Sunday, 5 March 2017

javascript - Is there a difference between d and d+?




https://www.freecodecamp.com/challenges/find-numbers-with-regular-expressions




I was doing a lesson in FCC, and they mentioned that the digit selector \d finds one digit and adding a + (\d+) in front of the selector allows it to search for more than one digit.



I experimented with it a bit, and noticed that its the g right after the expression that searches for every number, not the +. I tried using \d+ without the g after the expression, and it only matched the first number in the string.

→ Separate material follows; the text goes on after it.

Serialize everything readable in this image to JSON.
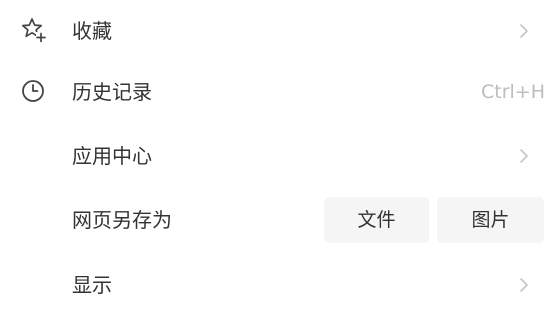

Basically, whether I use \d or \d+, as long as I have the g after the expression, It will find all of the numbers. So my question is, what is the difference between the two?



// Setup
var testString = "There are 3 cats but 4 dogs.";

var expression = /\d+/g;

var digitCount = testString.match(expression).length;

Answer



The g at the end means global, ie. that you want to search for all occurrences. Without it, you'll just get the first match.



\d, as you know, means a single digit. You can add quantifiers to specify whether you want to match all the following, or a certain amount of digits afterwards.



\d means a single digit



\d+ means all sequential digits




So let's say we have a string like this:



123 456
7890123


/\d/g will match [1,2,3,4,5,6,7,8,9,0,1,2,3]



/\d/ will match 1




/\d+/ will match 123



/\d+/g will match [123,456,7890123]



You could also use /\d{1,3}/g to say you want to match all occurrences where there are from 1 to 3 digits in a sequence.



Another common quantifier is the star symbol, which means 0 or more. For example /1\d*/g would match all sequences of digits that start with 1, and have 0 or more digits after it.